Almost every application today uses a database of some sort or another, whether it’s a lightweight relational database, like SQLite, or one of the many flavors of NoSQL platforms. This well-structured and excellently curated list of articles will help you understand (and appreciate) the history and background of the principles of databases.
REST is the de facto technique for web services today. However, with the loose-coupling of REST (which is a good thing overall), it’s easy to get sloppy with your API. Here are some brief, but valuable tips for creating a solid, easy-to-use API with examples of each item.
Frequently, we note that you don’t have to be a graphic designer to develop appealing UIs for your application. This two-part article proves the point by clearly explaining each of the principles and giving plenty of examples, with a focus on mobile and responsive design.
All of us are familiar with the Seven Wonders of the Ancient World and probably with their counterparts of the “modern world”. This series (contrary to the title!) presents the Slate editors’ picks for seven developments of the technology era (“post-modern era”?) that have had the most significant impact on our world.
As organizations get larger (and, in my experience, the longer your tenure at one place!), the demands on your time increase as well. This developer makes a good case for why it’s not only necessary, but appropriate, for you to develop the skill of telling people “No” (or “Not right now”) to ensure that you focus on the things that are important.
Perhaps it’s just an informal chat that you strike up with a coworker in the break room. Or maybe it’s a formal discussion with the boss. Either way, most of us struggle with the best way to part ways when the conversation is over. Here are some evidence-based tips for how to do it appropriately.

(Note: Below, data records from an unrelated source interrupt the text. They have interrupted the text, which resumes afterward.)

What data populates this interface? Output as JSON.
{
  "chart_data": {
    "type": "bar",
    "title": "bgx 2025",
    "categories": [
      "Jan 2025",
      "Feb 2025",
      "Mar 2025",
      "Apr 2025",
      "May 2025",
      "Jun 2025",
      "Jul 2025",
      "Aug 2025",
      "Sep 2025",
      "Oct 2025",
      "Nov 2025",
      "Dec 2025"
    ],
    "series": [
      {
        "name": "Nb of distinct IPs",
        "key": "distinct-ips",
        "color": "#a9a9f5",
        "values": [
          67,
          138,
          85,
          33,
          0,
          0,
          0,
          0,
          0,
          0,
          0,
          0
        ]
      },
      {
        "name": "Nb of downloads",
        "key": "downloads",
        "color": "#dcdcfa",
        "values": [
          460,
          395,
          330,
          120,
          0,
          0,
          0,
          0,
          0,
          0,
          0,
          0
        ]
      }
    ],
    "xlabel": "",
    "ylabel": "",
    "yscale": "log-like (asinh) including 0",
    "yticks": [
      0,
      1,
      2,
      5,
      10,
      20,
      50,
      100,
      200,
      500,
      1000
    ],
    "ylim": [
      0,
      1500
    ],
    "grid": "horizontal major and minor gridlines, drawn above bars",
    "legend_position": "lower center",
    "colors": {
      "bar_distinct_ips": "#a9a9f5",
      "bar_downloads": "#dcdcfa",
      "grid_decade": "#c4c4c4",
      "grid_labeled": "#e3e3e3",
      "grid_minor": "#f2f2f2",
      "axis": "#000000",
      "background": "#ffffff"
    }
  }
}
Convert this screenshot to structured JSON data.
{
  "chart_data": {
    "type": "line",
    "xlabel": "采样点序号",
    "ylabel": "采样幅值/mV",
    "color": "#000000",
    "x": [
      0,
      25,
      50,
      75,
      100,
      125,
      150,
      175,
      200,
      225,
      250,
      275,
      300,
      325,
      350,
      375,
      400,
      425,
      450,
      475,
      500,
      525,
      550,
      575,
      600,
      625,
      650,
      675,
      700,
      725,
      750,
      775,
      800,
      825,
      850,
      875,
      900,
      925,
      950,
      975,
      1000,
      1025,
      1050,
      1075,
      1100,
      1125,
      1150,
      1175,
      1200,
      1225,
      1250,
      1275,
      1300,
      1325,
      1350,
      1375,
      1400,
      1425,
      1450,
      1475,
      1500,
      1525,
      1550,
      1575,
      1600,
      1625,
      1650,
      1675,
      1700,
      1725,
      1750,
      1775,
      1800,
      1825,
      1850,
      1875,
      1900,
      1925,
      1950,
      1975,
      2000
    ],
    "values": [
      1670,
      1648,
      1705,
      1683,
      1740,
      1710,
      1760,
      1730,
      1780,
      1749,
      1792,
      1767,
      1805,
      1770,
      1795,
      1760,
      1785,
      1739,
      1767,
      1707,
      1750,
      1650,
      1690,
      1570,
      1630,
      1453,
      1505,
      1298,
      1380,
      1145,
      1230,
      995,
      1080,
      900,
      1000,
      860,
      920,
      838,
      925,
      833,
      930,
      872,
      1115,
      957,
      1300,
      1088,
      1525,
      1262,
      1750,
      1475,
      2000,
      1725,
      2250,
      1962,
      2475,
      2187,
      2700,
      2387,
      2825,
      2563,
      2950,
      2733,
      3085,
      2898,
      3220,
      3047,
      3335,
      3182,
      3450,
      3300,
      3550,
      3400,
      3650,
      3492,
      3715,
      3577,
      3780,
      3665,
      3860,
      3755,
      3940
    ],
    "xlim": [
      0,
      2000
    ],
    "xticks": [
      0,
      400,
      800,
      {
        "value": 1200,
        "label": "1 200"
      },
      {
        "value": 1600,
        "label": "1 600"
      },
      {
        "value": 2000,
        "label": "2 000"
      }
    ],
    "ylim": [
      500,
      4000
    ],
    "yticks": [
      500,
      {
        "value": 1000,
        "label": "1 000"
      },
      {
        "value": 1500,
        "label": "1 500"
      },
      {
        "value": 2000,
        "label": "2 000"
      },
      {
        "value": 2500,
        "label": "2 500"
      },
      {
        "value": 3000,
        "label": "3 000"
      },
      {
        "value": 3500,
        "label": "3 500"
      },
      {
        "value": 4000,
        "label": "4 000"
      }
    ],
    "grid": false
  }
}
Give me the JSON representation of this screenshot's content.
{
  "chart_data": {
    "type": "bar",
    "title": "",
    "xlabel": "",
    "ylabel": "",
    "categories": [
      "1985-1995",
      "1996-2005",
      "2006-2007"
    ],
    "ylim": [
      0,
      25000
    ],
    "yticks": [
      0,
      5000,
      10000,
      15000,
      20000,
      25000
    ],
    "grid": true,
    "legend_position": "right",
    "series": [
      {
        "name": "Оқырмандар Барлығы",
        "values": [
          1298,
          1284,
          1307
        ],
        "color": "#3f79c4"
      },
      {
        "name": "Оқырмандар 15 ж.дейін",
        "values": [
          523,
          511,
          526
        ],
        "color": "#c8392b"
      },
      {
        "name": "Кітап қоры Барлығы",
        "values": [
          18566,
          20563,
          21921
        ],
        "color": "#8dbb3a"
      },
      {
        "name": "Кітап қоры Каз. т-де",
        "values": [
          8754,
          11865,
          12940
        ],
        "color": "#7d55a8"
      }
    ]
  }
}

We often throw around terms like goals, strategy, and tactics, but do we really know what they mean contextually? This brief article gives a nice explanation of them and how they are related in the context of implementing a change.
Most of you probably remember the classic scene in Return of the Jedi where Luke scolds the Emperor for his pride with the statement, “Your overconfidence is your weakness.” This article confirms that we are more likely to make “rookie mistakes” when we become skilled and then lazy by resting on our laurels.
Wondering if streaming media results in a lot of traffic on the Internet? Well, while BitTorrent is still the reigning king (by a long ways!), Netflix alone accounts for almost 10% of the upstream traffic ahead of HTTP.
This article serves as a cautionary tale about how most “technology wars” are usually have very little to do with the technology itself and more about business and economics. When we consider the technical options that we have available, we must always remember that our fundamental job is to deliver business value, not the most technologically sound solution.
If you use the handy Vagrant virtualization platform for application development, Vagrant Manager is a nifty little extension that allows you to manage (start, stop, bounce, etc.) your boxes from the system tray (Windows) or menu bar (Mac OS X). Likewise, it will give you an at-a-glance view of the status of your boxes.
Comparing files is one of the most common tasks in programming and web design. The standard diff tool works fine, but icdiff brings it to a whole new level by providing side-by-side comparisons and colorful highlighting of differences. It works anywhere that Python runs.
Think you’ve got what it takes to be a venture capitalist? Sandhill Exchange bills itself as a fantasy venture capital game. Invest your virtual assets in new companies and technologies and then compare your acumen with real investors.
If you are of a certain age, you will probably remember those maddening (at least to me!) posters that had a bunch of colored dots concealing an image called Magic Eye. This browser-based tool lets you create your own by drawing the image to hide! And you can even configure some of the parameters.